My last 3 brews I've reverted to priming sugar again and the problem has gone away.

Any ideas? I use the Brewers Friend priming sugar calculator.
 
All I can think is it has not fully dissolved and is creating many nucleation points but it really should have dissolved I would have thought
 
Are you dissolving DME in water and THEN adding it to the bottle, or adding it dry? Sugar dissolves and ferments easily in beer at fermentation temp; not sure about DME - never used it to prime. Given the amount used it does not seem worth using DME to prime.
 
No, I dissolve it in boiled tap water and add the solution to the transfer vessel before syphoning the beer into it. Brewers Friend did calculate quite a large measure (can't remember exactly). The bottles didn't really gush on opening, only on pouring.

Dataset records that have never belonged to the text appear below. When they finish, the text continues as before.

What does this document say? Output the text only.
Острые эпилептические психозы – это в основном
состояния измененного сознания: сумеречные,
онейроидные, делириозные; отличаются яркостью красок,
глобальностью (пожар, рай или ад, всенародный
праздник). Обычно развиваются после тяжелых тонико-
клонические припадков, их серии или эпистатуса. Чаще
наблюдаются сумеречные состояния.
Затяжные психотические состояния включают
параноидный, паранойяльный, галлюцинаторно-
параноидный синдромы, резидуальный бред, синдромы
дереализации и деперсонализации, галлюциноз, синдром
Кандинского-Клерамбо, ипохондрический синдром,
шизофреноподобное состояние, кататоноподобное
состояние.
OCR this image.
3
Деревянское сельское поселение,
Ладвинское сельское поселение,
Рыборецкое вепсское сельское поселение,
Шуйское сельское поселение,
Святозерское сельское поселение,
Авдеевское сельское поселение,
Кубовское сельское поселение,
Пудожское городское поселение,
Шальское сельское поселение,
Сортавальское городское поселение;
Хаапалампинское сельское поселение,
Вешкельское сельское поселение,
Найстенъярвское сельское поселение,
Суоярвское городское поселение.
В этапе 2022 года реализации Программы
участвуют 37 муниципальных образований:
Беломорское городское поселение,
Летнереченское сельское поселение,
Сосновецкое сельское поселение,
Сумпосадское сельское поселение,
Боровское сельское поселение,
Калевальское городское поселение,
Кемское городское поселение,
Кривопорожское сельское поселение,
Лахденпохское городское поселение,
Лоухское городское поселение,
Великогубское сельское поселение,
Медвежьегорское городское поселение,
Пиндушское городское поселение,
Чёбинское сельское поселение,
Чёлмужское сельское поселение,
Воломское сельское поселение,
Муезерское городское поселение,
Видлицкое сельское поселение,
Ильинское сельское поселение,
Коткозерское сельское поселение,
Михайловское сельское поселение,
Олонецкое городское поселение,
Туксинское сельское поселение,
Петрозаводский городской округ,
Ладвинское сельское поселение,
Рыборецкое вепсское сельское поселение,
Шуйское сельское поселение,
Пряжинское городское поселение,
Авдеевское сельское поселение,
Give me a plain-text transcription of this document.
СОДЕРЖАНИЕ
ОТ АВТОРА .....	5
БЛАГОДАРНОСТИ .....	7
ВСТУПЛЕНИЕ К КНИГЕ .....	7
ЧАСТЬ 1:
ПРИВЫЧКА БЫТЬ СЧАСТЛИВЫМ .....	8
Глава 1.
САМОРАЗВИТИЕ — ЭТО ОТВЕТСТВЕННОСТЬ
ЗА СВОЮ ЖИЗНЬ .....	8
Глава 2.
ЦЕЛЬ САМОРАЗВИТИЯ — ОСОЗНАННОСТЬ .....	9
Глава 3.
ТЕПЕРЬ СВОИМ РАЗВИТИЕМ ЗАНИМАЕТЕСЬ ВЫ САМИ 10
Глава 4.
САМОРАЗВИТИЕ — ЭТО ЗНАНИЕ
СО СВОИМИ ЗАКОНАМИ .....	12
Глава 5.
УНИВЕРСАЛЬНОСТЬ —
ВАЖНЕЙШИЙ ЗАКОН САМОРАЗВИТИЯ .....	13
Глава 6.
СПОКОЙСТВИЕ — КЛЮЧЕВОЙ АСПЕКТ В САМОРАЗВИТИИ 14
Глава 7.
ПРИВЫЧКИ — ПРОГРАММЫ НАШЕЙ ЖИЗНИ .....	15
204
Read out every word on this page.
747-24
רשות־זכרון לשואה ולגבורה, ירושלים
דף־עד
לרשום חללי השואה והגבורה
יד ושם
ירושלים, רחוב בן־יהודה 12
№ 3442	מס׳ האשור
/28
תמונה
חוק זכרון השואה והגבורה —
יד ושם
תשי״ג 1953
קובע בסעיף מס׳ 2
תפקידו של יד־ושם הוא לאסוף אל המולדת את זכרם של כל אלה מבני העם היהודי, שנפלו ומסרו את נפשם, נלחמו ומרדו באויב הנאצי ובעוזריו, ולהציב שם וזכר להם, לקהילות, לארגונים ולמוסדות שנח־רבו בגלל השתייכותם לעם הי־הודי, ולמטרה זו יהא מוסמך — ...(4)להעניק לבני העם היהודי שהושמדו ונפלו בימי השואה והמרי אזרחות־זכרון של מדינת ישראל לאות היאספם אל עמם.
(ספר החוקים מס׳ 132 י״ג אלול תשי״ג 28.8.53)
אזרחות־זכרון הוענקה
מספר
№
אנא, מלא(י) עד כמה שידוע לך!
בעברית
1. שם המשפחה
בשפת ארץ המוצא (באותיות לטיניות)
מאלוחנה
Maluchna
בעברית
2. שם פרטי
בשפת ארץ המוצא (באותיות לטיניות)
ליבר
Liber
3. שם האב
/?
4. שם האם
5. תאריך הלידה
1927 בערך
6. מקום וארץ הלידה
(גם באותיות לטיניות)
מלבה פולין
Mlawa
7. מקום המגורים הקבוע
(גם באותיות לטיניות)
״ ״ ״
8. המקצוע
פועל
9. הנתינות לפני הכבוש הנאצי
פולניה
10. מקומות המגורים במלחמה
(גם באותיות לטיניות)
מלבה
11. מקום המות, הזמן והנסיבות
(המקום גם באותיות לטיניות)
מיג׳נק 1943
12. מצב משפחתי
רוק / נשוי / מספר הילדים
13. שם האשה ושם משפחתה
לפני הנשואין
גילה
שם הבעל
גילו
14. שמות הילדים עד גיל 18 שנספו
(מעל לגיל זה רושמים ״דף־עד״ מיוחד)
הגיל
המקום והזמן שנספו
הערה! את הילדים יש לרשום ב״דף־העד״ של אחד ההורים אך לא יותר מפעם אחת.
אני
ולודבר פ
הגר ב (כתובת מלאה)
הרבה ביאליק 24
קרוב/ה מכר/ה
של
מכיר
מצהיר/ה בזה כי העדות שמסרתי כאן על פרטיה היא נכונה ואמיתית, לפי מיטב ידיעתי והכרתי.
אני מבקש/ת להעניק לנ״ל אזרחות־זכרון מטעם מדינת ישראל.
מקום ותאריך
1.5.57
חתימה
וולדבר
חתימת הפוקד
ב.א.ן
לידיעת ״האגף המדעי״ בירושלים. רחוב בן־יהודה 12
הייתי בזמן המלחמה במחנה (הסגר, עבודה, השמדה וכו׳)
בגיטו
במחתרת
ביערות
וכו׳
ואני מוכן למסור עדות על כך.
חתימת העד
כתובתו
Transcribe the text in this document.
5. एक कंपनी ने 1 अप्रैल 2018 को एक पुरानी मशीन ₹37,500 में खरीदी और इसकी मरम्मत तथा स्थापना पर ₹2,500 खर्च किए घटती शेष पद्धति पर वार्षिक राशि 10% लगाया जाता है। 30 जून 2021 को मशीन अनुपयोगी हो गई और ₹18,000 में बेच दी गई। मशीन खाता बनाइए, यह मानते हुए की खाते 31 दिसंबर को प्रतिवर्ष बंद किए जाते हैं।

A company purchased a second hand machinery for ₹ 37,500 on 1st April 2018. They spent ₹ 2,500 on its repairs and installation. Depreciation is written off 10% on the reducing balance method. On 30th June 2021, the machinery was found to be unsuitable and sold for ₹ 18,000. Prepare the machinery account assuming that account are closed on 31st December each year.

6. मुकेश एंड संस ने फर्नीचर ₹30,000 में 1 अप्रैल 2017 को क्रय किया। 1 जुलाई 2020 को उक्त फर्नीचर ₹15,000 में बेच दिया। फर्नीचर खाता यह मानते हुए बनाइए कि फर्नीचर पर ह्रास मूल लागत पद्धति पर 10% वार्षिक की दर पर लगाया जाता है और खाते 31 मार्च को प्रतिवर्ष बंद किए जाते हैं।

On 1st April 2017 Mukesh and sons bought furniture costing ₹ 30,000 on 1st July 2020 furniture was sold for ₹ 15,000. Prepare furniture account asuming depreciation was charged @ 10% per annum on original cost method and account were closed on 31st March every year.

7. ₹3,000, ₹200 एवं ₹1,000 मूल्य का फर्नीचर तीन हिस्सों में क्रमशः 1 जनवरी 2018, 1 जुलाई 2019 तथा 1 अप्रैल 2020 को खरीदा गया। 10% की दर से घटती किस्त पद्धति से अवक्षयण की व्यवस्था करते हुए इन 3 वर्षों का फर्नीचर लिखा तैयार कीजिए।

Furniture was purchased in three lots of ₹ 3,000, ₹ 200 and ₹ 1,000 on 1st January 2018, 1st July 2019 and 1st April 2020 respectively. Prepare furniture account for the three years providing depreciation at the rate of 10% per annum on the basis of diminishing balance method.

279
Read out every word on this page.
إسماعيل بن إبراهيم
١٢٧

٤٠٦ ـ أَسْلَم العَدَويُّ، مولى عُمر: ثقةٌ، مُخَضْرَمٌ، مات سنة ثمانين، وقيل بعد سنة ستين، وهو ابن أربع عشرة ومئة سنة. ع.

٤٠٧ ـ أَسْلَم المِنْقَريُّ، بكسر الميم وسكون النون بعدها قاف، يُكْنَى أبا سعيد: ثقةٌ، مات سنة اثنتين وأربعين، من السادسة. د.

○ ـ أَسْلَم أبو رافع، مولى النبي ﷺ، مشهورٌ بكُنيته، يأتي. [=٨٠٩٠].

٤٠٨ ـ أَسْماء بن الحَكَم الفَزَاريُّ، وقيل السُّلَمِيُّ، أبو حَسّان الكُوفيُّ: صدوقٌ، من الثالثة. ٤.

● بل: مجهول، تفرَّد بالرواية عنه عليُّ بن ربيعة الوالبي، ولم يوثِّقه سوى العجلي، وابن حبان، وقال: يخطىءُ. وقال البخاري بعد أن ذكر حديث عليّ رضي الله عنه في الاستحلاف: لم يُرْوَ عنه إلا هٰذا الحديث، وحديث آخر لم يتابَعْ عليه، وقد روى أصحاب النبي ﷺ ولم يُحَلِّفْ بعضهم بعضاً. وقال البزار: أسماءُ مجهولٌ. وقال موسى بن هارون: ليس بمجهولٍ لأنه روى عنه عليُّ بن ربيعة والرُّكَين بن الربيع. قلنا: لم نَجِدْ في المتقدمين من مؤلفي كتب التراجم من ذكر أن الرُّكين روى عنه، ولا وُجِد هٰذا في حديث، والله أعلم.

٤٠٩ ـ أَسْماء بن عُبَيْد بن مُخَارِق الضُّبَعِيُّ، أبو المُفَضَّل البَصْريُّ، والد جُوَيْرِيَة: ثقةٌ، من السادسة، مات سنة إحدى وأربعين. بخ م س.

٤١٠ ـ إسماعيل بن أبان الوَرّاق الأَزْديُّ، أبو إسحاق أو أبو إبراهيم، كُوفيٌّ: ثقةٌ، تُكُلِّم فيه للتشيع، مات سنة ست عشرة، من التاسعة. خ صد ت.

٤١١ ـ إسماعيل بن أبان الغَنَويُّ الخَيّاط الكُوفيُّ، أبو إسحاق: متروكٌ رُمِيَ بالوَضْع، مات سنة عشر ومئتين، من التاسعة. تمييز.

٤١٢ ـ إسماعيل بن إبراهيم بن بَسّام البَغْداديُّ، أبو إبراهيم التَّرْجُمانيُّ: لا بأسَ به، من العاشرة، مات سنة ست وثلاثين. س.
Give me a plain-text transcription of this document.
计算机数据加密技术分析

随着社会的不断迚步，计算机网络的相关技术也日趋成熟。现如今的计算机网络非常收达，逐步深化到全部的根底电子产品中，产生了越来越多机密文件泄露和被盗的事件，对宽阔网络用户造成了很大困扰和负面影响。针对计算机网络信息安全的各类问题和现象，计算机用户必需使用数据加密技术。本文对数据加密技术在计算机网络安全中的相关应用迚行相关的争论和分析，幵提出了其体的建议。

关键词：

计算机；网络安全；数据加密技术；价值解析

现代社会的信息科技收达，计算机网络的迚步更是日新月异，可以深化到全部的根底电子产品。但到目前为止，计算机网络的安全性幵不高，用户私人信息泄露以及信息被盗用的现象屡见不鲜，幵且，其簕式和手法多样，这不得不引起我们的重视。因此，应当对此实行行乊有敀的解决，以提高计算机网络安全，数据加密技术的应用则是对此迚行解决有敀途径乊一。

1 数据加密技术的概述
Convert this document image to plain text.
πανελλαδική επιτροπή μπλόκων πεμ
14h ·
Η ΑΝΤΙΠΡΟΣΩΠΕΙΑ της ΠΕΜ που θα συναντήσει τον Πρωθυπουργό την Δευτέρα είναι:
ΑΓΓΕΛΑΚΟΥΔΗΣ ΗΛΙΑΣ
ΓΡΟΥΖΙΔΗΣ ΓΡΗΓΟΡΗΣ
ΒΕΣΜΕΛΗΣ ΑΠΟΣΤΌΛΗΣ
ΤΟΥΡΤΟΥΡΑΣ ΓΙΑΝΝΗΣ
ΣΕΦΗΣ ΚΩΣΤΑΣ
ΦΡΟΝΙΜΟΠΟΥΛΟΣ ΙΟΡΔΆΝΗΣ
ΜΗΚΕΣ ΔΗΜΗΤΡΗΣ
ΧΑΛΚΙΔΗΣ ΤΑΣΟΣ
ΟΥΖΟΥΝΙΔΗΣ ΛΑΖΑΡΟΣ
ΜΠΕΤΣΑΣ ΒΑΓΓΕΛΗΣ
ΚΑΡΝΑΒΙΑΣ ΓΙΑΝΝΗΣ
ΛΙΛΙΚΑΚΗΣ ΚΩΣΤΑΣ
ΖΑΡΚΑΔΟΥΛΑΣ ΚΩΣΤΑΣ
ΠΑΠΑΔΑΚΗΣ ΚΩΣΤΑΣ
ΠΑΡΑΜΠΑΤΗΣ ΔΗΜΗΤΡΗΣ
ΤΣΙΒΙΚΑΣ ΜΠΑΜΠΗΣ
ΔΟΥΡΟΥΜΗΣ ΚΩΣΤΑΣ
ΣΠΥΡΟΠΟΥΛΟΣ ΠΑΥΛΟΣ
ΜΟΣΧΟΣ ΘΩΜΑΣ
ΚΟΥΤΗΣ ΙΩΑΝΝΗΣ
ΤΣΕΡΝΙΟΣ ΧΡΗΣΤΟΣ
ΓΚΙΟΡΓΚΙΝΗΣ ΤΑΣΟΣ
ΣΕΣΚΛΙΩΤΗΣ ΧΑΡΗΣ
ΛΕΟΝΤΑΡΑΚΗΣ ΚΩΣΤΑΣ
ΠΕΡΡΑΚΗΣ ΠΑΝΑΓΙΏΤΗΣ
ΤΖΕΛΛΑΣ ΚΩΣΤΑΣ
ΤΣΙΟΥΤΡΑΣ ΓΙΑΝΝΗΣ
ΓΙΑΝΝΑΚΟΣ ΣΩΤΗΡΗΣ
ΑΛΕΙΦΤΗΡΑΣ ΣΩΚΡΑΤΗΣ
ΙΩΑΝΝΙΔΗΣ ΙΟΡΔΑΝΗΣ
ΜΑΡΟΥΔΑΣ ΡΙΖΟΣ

BTW good to see a fellow fan of the good Captain on here!
 
Sounds like it's over-carbonated. If you think of champagne (carbonated to ~4.6 volumes) and how it pours - froths like mad when you pour and then settles down so you can top the glass up, this seems similar. And champagne doesn't have head forming properties so it settles quickly whereas beer does not.

Brewers Friend calculates DME at about one third more weight than dextrose. 100g of DME = 75g dextrose. Does that ring a bell or do you think you added more than that?